I wrote last time about the "free speech alley fundamentalists"--a group of highly conservative, turn-or-burn evangelists whose outreach techniques seems mainly to consist of telling passersby how wicked and wretched they are. I assume they follow some slightly less polished version of truth-proclamation (kerygma) practiced by evangelists such as Ray Comfort. That is: start with the hard truth of the law (i.e., for all have sinned...the wages of sin is death/hell) and let the spirit convict so that repentance and salvation may follow.

That may be their rationale. The impression they convey, however, has less to do with the awesomeness of God's righteousness and grace and more to do with the irritation and insults Christians cause to others. If the goal is to win disciples for Christ, I can't imagine the free-speech-alley fundamentalists get anywhere close.

But I'm writing in circles. I've ruminated before--many times in this blog--about how evangelism of the "law-then-conviction-then-repentance" variety typically doesn't bother to justify itself in terms of how effective it is.
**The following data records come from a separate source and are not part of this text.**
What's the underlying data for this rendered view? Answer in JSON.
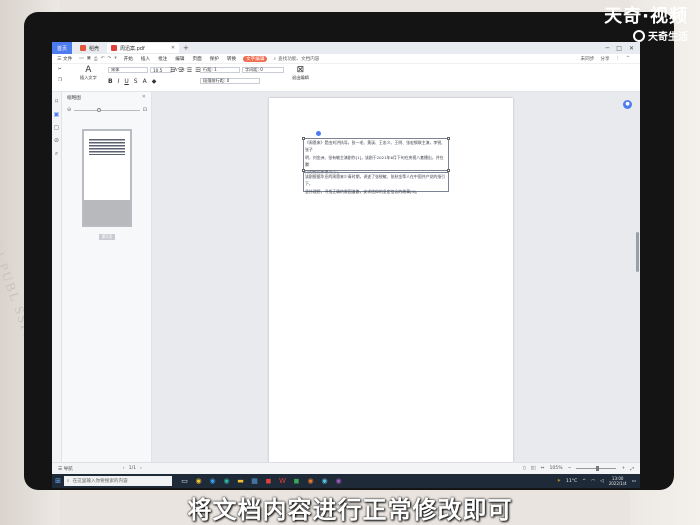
{
  "watermark": {
    "title": "天奇·视频",
    "subtitle": "天奇生活"
  },
  "subtitle": "将文档内容进行正常修改即可",
  "background": {
    "text": "Al PUBL SSIC"
  },
  "tabs": [
    {
      "label": "首页"
    },
    {
      "label": "稻壳"
    },
    {
      "label": "周迅案.pdf"
    }
  ],
  "menu": {
    "file": "三 文件",
    "items": [
      "开始",
      "插入",
      "批注",
      "编辑",
      "页面",
      "保护",
      "转换",
      "文字编辑"
    ],
    "search": "查找功能、文档内容",
    "right": [
      "未同步",
      "分享"
    ]
  },
  "ribbon": {
    "font": "宋体",
    "font_size": "10.5",
    "line_spacing_label": "行距: 1",
    "char_spacing_label": "字间距: 0",
    "para_spacing_label": "段落前行距: 0",
    "insert_text": "插入文字",
    "text_label": "文字",
    "picture": "图片",
    "exit": "退出编辑"
  },
  "thumbpanel": {
    "title": "缩略图",
    "page_label": "第1页"
  },
  "document": {
    "box1_lines": [
      "《周恩来》是由刘洪执导，张一毛、黄溪、王忠义、王明、张宏钢联主演，李锐、张子",
      "明、刘金洲、张有敏主演剧作[1]，该剧于2021年6月下旬在央视八套播出，并在腾",
      "讯视频同步播出[2]。"
    ],
    "box2_lines": [
      "该剧根据毕业的周恩来少青时期，讲述了张锐敏、张秋金等人在中国共产党的指引下，",
      "坚持理想，寻找正确的救国道路，安求信仰的坚定信念的故事[4]。"
    ]
  },
  "statusbar": {
    "nav": "导航",
    "page": "1/1",
    "zoom": "105%"
  },
  "taskbar": {
    "search_placeholder": "在这里输入你要搜索的内容",
    "weather": "11°C",
    "time": "13:00",
    "date": "2022/1/4"
  },
  "colors": {
    "accent": "#4d7cf0",
    "active_tab": "#f06a4e",
    "taskbar": "#1f2a38"
  }
}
Rather, people like Comfort insist that leading with sinner's guilt is the best evangelical technique because it's what the Bible commands.

The Way of the Master (Comfort's technique) features as its emblem the letters WDJD--What Did Jesus Do? In Comfort's reading, Jesus consistently produced converts by leading sinners to a realization of their own guilt and need for repentance. In the story of Jesus's conversation with the Samaritan woman at the well, for example (John 4: 1-26), Jesus turns a conversation about material thirst into a discussion of spiritual thirst. He confronts the woman with the fact that she's had many different husbands and is now with a man not her husband. She tells her neighbors, many of whom then meet Jesus and become believers.

Comfort strongly believes that without authentic conviction, the honest and deeply-felt realization of one's total depravity and helplessness in the fact of God's righteousness, true repentance and salvation cannot occur. His whole technique nets people into formulaic question-and-answer sessions about the ten commandments that terminate in the conclusion that the person is sinful and worthy of hell. Without the keenly felt threat of hell, argues Comfort, unbelievers have no reason to receive Christ as lord.

I've written at length about my disagreements with this theology. But let me say here that, compared to the evangelists who visit my campus with their "REPENT OR PERISH" signs and "You're headed for hell!" accusations, Comfort is positively charming. At least he recommends engaging a person in a Socratic (if narrow and teleological) exploration and discovery of their own guilt. The Alley Fundamentalists simply bray forth blanket accusations and tsk tsk when "pride" closes the ears of their audience.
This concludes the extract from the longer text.